Despite the success of this experiment, some scientists believe that selective breeding cannot always achieve domestication. They point out that known attempts to domesticate several kinds of wild animals in this way have failed repeatedly. The zebra is one example. Despite the fact that four species of zebra are interbreedable with and part of the same genus as the horse and the donkey, attempts at domestication have failed. It is possible that the historical process of domestication cannot be fully explained by any one principle acting alone. Some combination of natural selection and selective breeding may have played a role in the domestication of the various species that humans have come into close contact with throughout history.
- Flexible diet — Creatures that are willing to consume a wide variety of food sources and can live off less cumulative food from the food pyramid (such as corn or wheat) are less expensive to keep in captivity. Carnivores by their very nature only feed on meat, which requires the expenditure of many animals.
- Reasonably fast growth rate — Fast maturity rate compared to the human life span allows breeding intervention and makes the animal useful within an acceptable duration of caretaking. Large animals such as elephants require many years before they reach a useful size.

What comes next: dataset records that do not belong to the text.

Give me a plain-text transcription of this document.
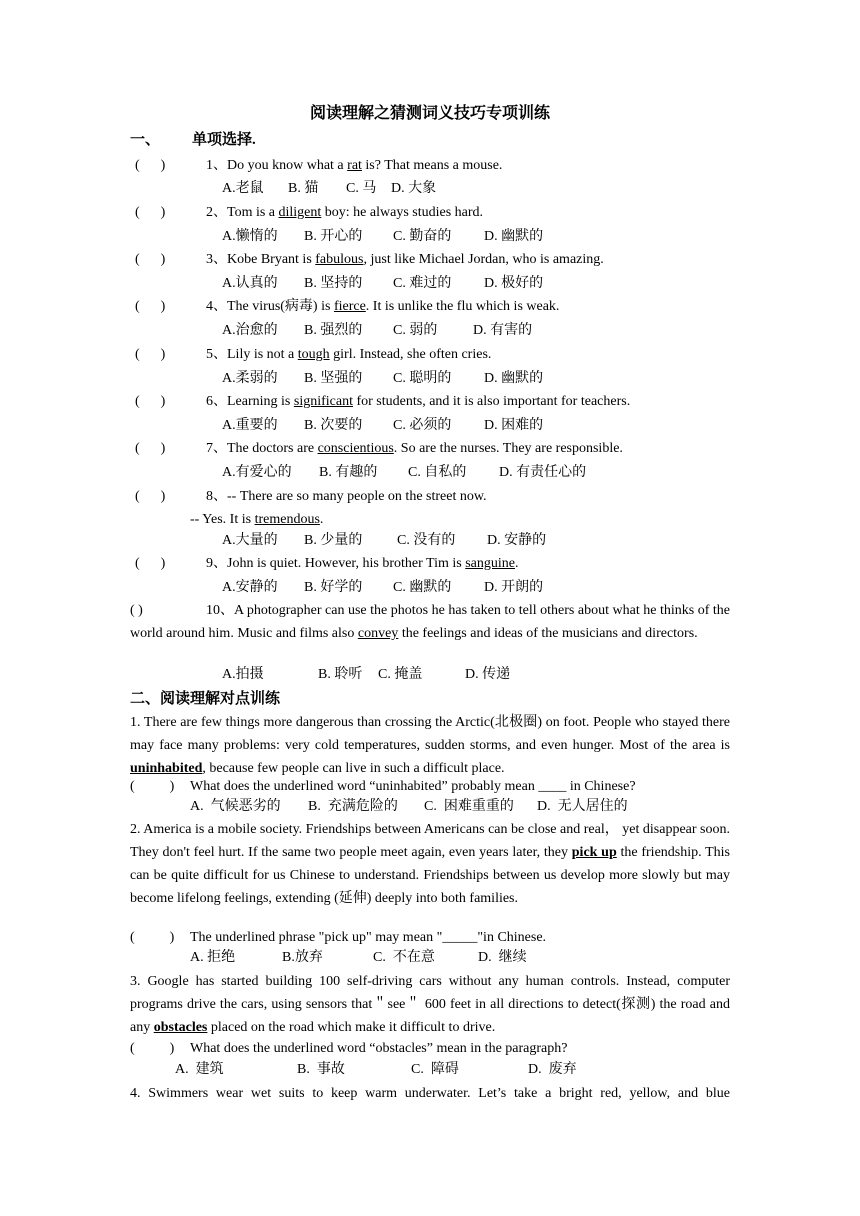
阅读理解之猜测词义技巧专项训练
一、 单项选择.
(      )	1、Do you know what a rat is? That means a mouse.
A.老鼠 B. 猫 C. 马 D. 大象
(      )	2、Tom is a diligent boy: he always studies hard.
A.懒惰的 B. 开心的 C. 勤奋的 D. 幽默的
(      )	3、Kobe Bryant is fabulous, just like Michael Jordan, who is amazing.
A.认真的 B. 坚持的 C. 难过的 D. 极好的
(      )	4、The virus(病毒) is fierce. It is unlike the flu which is weak.
A.治愈的 B. 强烈的 C. 弱的	D. 有害的
(      )	5、Lily is not a tough girl. Instead, she often cries.
A.柔弱的 B. 坚强的 C. 聪明的 D. 幽默的
(      )	6、Learning is significant for students, and it is also important for teachers.
A.重要的 B. 次要的 C. 必须的 D. 困难的
(      )	7、The doctors are conscientious. So are the nurses. They are responsible.
A.有爱心的 B. 有趣的 C. 自私的 D. 有责任心的
(      )	8、-- There are so many people on the street now.
-- Yes. It is tremendous.
A.大量的 B. 少量的 C. 没有的 D. 安静的
(      )	9、John is quiet. However, his brother Tim is sanguine.
A.安静的 B. 好学的 C. 幽默的 D. 开朗的
( )	10、A photographer can use the photos he has taken to tell others about what he thinks of the world around him. Music and films also convey the feelings and ideas of the musicians and directors.
A.拍摄	B. 聆听 C. 掩盖	D. 传递
二、阅读理解对点训练
1. There are few things more dangerous than crossing the Arctic(北极圈) on foot. People who stayed there may face many problems: very cold temperatures, sudden storms, and even hunger. Most of the area is uninhabited, because few people can live in such a difficult place.
(          ) What does the underlined word “uninhabited” probably mean ____ in Chinese?
A.  气候恶劣的 B.  充满危险的 C.  困难重重的 D.  无人居住的
2. America is a mobile society. Friendships between Americans can be close and real， yet disappear soon. They don't feel hurt. If the same two people meet again, even years later, they pick up the friendship. This can be quite difficult for us Chinese to understand. Friendships between us develop more slowly but may become lifelong feelings, extending (延伸) deeply into both families.
(          ) The underlined phrase "pick up" may mean "_____"in Chinese.
A. 拒绝	B.放弃	C.  不在意	D.  继续
3. Google has started building 100 self-driving cars without any human controls. Instead, computer programs drive the cars, using sensors that＂see＂ 600 feet in all directions to detect(探测) the road and any obstacles placed on the road which make it difficult to drive.
(          ) What does the underlined word “obstacles” mean in the paragraph?
A.  建筑	B.  事故	C.  障碍	D.  废弃
4. Swimmers wear wet suits to keep warm underwater. Let’s take a bright red, yellow, and blue
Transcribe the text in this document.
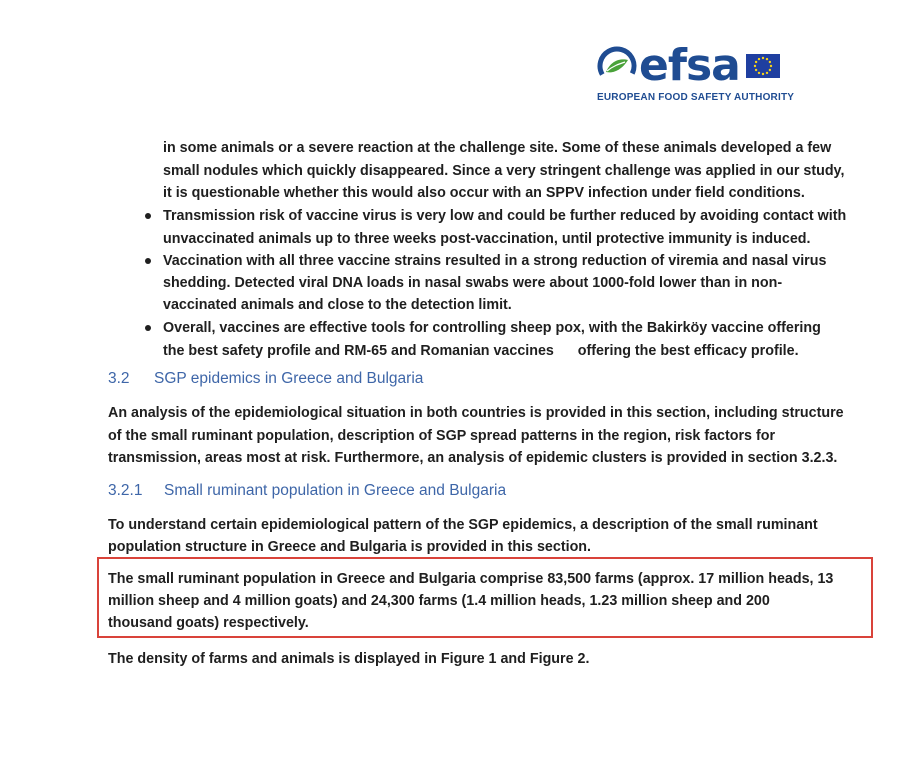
efsa
EUROPEAN FOOD SAFETY AUTHORITY

in some animals or a severe reaction at the challenge site. Some of these animals developed a few

small nodules which quickly disappeared. Since a very stringent challenge was applied in our study,

it is questionable whether this would also occur with an SPPV infection under field conditions.

Transmission risk of vaccine virus is very low and could be further reduced by avoiding contact with

unvaccinated animals up to three weeks post-vaccination, until protective immunity is induced.

Vaccination with all three vaccine strains resulted in a strong reduction of viremia and nasal virus

shedding. Detected viral DNA loads in nasal swabs were about 1000-fold lower than in non-

vaccinated animals and close to the detection limit.

Overall, vaccines are effective tools for controlling sheep pox, with the Bakirköy vaccine offering

the best safety profile and RM-65 and Romanian vaccines      offering the best efficacy profile.

3.2 SGP epidemics in Greece and Bulgaria

An analysis of the epidemiological situation in both countries is provided in this section, including structure

of the small ruminant population, description of SGP spread patterns in the region, risk factors for

transmission, areas most at risk. Furthermore, an analysis of epidemic clusters is provided in section 3.2.3.

3.2.1 Small ruminant population in Greece and Bulgaria

To understand certain epidemiological pattern of the SGP epidemics, a description of the small ruminant

population structure in Greece and Bulgaria is provided in this section.

The small ruminant population in Greece and Bulgaria comprise 83,500 farms (approx. 17 million heads, 13

million sheep and 4 million goats) and 24,300 farms (1.4 million heads, 1.23 million sheep and 200

thousand goats) respectively.

The density of farms and animals is displayed in Figure 1 and Figure 2.
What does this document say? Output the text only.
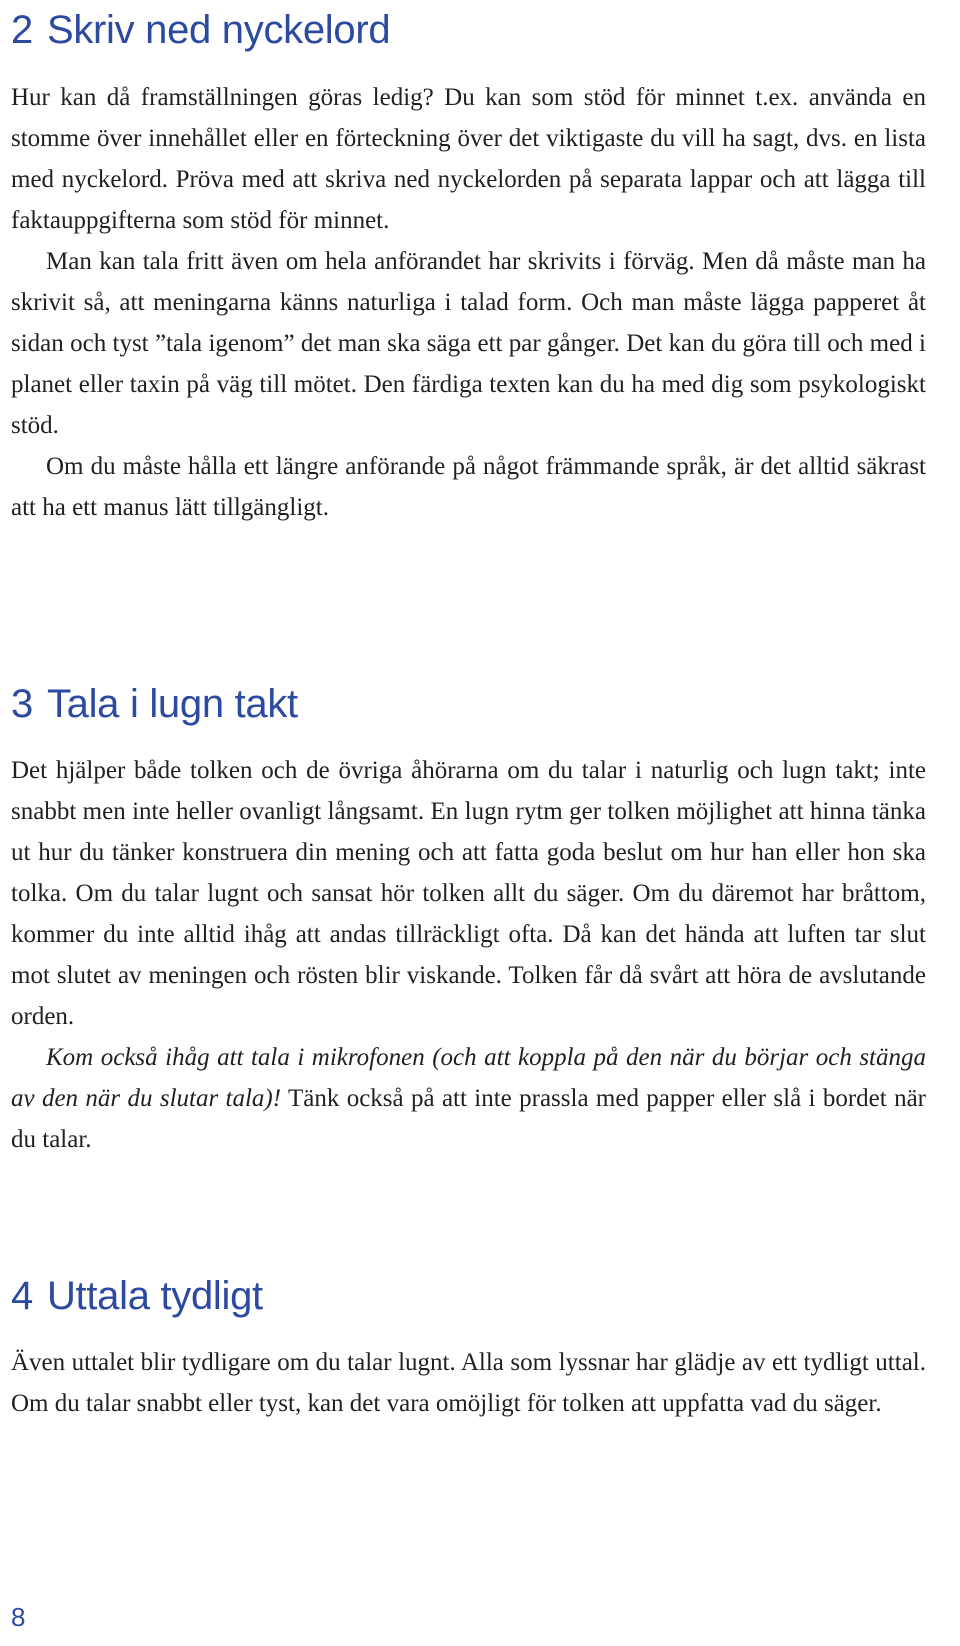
2 Skriv ned nyckelord

Hur kan då framställningen göras ledig? Du kan som stöd för minnet t.ex. använda en stomme över innehållet eller en förteckning över det viktigaste du vill ha sagt, dvs. en lista med nyckelord. Pröva med att skriva ned nyckelorden på separata lappar och att lägga till faktauppgifterna som stöd för minnet.

Man kan tala fritt även om hela anförandet har skrivits i förväg. Men då måste man ha skrivit så, att meningarna känns naturliga i talad form. Och man måste lägga papperet åt sidan och tyst ”tala igenom” det man ska säga ett par gånger. Det kan du göra till och med i planet eller taxin på väg till mötet. Den färdiga texten kan du ha med dig som psykologiskt stöd.

Om du måste hålla ett längre anförande på något främmande språk, är det alltid säkrast att ha ett manus lätt tillgängligt.

3 Tala i lugn takt

Det hjälper både tolken och de övriga åhörarna om du talar i naturlig och lugn takt; inte snabbt men inte heller ovanligt långsamt. En lugn rytm ger tolken möjlighet att hinna tänka ut hur du tänker konstruera din mening och att fatta goda beslut om hur han eller hon ska tolka. Om du talar lugnt och sansat hör tolken allt du säger. Om du däremot har bråttom, kommer du inte alltid ihåg att andas tillräckligt ofta. Då kan det hända att luften tar slut mot slutet av meningen och rösten blir viskande. Tolken får då svårt att höra de avslutande orden.

Kom också ihåg att tala i mikrofonen (och att koppla på den när du börjar och stänga av den när du slutar tala)! Tänk också på att inte prassla med papper eller slå i bordet när du talar.

4 Uttala tydligt

Även uttalet blir tydligare om du talar lugnt. Alla som lyssnar har glädje av ett tydligt uttal. Om du talar snabbt eller tyst, kan det vara omöjligt för tolken att uppfatta vad du säger.

8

- Ability to be bred in captivity — Creatures that are reluctant to breed when kept in captivity do not produce useful offspring, and instead are limited to capture in their wild state. Creatures such as the panda, antelope and giant forest hogs are territorial when breeding and cannot be maintained in crowded enclosures in captivity.
- Pleasant disposition — Large creatures that are aggressive toward humans are dangerous to keep in captivity. The African buffalo has an unpredictable nature and is highly dangerous to humans. Although similar to domesticated pigs in many ways, American peccaries and Africa’s warthogs and bushpigs are also dangerous in captivity.
- Temperament which makes it unlikely to panic — A creature with a nervous disposition is difficult to keep in captivity as they will attempt to flee whenever they are startled. The gazelle is very flighty and it has a powerful leap that allows it to escape an enclosed pen. Some animals, such as Domestic sheep, still have a strong tendency to panic when their flight zone is crossed. However, most sheep also show a flocking instinct, whereby they stay close together when pressed. Livestock with such an instinct may be herded by people and dogs.
- Modifiable social hierarchy — Social creatures that recognize a hierarchy of dominance can be raised to recognize a human as the pack leader.